Wir laufen mit unserer Interessenspolitik durch die Stadt und am Abend sehen wir im Theater dem Sterben zu, wo an unserer Stelle, oder besser gesagt, für uns gestorben wird. In endlos langen Stunden, als gäbe es uns gar nicht, als wären wir nicht im selben Raum und in derselben Zeit. Bloß das Bühnenfenster ist geöffnet, und wer will, kann teilhaben am Sterben. Ganz vorne stehen die Hohepriester und winken. Ganz vorne im Licht wird gestorben. Die Schauspieler zeigen, wie das geht. Wir könnten es danach auch so machen, wir kennen ja jetzt die Technik. Aber halt! Wir brauchen nicht. Wir brauchen nicht mehr zu sterben.

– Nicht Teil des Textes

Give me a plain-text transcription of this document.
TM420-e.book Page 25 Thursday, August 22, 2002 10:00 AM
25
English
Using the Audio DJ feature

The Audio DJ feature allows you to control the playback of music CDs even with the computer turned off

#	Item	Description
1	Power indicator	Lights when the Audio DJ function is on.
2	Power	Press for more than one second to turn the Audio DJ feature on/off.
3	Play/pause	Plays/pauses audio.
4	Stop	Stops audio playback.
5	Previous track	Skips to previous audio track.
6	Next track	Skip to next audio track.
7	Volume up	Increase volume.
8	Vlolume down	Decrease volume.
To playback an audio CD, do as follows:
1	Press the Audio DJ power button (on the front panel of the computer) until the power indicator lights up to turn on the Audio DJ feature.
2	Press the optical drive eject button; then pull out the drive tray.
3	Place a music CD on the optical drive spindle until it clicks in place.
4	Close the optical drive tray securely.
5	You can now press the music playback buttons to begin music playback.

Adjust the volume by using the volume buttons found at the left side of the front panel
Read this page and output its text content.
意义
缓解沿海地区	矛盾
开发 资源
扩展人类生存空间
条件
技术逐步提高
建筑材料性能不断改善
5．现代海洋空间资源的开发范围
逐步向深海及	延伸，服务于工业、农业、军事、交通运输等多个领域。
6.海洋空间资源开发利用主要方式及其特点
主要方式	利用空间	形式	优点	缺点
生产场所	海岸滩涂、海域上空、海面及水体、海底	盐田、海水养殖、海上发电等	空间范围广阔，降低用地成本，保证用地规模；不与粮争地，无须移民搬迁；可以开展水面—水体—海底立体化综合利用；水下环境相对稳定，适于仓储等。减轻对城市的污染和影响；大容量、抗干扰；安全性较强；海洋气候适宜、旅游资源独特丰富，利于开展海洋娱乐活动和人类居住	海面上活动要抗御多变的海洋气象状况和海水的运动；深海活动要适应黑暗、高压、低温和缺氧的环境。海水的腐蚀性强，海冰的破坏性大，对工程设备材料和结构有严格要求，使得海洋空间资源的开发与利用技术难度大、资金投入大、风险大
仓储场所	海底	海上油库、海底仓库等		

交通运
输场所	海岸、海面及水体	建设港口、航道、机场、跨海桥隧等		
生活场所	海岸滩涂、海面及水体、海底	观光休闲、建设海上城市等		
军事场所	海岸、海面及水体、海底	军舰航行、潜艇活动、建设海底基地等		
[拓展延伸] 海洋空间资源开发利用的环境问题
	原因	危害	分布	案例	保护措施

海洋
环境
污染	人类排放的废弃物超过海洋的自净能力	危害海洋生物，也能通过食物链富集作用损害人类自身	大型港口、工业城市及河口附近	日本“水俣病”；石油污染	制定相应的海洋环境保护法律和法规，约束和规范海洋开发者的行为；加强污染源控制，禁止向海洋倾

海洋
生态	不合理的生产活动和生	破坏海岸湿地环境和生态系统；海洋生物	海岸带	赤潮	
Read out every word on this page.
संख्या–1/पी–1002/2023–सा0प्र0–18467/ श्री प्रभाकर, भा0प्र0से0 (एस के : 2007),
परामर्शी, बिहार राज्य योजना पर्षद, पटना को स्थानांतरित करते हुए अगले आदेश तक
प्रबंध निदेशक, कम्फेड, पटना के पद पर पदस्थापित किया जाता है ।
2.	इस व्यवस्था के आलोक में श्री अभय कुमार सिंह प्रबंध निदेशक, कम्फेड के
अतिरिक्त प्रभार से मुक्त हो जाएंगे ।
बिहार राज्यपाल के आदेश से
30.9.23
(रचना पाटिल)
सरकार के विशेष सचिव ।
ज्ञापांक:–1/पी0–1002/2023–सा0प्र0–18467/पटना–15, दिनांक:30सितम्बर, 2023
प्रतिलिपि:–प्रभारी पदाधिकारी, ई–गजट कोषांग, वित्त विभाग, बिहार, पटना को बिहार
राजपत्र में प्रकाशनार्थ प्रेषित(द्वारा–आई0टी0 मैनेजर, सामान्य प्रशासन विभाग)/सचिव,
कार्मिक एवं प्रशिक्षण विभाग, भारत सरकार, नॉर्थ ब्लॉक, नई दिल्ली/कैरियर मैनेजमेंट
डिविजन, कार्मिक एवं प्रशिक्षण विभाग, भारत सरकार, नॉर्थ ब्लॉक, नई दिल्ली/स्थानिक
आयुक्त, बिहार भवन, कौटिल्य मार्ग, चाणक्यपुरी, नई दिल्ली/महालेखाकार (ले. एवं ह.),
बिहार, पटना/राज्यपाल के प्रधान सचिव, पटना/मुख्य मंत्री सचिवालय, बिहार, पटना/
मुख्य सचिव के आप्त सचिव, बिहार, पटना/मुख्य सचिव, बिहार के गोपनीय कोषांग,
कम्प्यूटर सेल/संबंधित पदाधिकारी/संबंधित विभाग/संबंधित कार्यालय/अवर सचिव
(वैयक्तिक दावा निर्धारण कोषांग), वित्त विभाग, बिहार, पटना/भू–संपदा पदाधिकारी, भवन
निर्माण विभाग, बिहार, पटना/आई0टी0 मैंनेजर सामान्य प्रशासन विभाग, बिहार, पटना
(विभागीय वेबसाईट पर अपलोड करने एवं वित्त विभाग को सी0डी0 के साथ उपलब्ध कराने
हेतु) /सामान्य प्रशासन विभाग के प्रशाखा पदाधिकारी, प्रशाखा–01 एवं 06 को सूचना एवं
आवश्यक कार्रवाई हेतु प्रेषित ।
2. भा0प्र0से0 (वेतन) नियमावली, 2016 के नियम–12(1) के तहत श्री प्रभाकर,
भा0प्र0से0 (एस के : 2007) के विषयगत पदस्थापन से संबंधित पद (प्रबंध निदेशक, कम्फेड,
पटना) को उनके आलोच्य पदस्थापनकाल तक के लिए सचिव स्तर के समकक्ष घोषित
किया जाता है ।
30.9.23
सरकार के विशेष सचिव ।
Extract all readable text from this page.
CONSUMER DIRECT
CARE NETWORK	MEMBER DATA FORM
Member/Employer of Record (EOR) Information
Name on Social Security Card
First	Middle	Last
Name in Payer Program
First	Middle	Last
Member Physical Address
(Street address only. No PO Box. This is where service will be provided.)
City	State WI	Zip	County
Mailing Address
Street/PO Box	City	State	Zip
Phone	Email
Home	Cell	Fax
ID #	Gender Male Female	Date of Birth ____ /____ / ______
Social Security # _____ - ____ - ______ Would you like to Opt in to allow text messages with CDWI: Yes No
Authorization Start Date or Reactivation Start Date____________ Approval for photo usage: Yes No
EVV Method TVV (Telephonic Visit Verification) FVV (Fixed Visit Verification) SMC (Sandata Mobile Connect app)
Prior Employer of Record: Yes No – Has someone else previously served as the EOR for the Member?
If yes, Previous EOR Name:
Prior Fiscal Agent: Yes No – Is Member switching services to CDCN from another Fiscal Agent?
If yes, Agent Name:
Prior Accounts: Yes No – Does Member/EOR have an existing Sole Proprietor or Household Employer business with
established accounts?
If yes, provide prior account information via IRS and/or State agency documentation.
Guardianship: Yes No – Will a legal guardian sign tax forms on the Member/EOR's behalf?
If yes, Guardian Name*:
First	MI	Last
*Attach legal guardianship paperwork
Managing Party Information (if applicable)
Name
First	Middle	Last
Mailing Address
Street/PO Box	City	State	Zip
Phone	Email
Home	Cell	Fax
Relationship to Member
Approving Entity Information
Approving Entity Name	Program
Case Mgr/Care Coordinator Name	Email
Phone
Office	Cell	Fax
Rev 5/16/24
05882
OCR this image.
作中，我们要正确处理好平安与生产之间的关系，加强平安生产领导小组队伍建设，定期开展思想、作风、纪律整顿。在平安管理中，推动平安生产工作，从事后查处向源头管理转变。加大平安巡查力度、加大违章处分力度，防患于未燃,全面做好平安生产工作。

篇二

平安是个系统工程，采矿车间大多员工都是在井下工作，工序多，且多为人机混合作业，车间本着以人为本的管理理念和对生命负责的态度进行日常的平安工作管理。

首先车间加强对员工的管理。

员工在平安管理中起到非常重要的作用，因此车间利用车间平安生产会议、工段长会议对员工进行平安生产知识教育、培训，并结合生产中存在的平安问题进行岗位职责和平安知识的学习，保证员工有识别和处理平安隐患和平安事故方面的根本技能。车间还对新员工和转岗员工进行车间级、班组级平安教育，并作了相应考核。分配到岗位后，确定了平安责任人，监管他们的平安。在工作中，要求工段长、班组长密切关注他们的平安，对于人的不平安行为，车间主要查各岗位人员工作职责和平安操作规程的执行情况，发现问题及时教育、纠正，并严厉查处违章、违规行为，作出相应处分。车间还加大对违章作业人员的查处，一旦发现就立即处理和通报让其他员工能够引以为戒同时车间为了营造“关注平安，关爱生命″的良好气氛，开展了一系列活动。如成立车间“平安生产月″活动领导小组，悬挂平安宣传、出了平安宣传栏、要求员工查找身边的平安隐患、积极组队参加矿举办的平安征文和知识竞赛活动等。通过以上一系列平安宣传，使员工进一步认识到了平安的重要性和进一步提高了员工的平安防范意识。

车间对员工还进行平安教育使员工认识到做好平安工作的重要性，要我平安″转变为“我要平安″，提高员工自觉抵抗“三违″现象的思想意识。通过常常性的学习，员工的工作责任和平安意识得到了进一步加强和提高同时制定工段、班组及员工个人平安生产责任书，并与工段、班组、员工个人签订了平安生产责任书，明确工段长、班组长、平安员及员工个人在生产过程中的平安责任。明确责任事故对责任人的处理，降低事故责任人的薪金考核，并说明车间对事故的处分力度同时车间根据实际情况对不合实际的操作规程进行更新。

Tristan und Isolde sterben auf einer Bühne und dieses Sterben ist Musik. Ganz und gar. Wir in unserem Leben rufen bei allem und jedem nach der richtigen Begleitmusik. Wir wollen zu jeder Handlung, zu jedem Ereignis den passenden soundtrack. Der soundtrack sorgt für das in diesem Augenblick richtige Gefühl. Der richtige song zur richtigen Zeit kitzelt in uns genau das richtige Gefühl hervor. Aber gut. Gut. Warum nicht? Besser ein geborgtes aber großes Gefühl als ein kleines. So viel Diebstahl darf sein. Das heißt, wir haben ja eigentlich dafür bezahlt. Wir haben für jeden einzelnen Musiktitel bezahlt. Schon lange im voraus. Wir haben für die Kultur bezahlt, die wir am Totenbett dringend brauchen. Wir haben dafür bezahlt, nicht allein zu sein. Wir sind in die Kirche und in die Disco gegangen, ins Theater und ins Gasthaus. Jetzt haben wir ein Recht darauf, nicht allein zu sein. In der Stunde unseres Todes werden wir eine wirklich gute Begleitmusik brauchen. So verwöhnt wie wir sind. In der Stunde unseres Todes wird uns jemand managen müssen.

So starben wir / um ungetrennt / ewig einig / ohne End‘ / ohn‘ Erwachen / ohn‘ Erbangen / namenlos / in Lieb‘ umfangen / ganz uns selbst gegeben / der Liebe nur zu leben! Wir aber werden fern voneinander sterben, getrennt, in getrenntesten Betten in getrenntesten Krankenhäusern in getrenntesten Städten. Am Nachtkästchen werden andere Bücher liegen, wird eine andere Lampe Licht spenden, neben dem Bett werden Krankenschwestern mit anderen Namen und Frisuren stehen. Alles anders. Alles unterschiedlich. Alles individuell. Zugeschnitten auf Individuen. Auf besonders individuelle Individuen. Ich sehe schon, der Konsum hört nicht auf. Der hört einfach nicht auf. Selbst in der Stunde des Todes ist das große Gefühl noch immer viel zu groß für uns.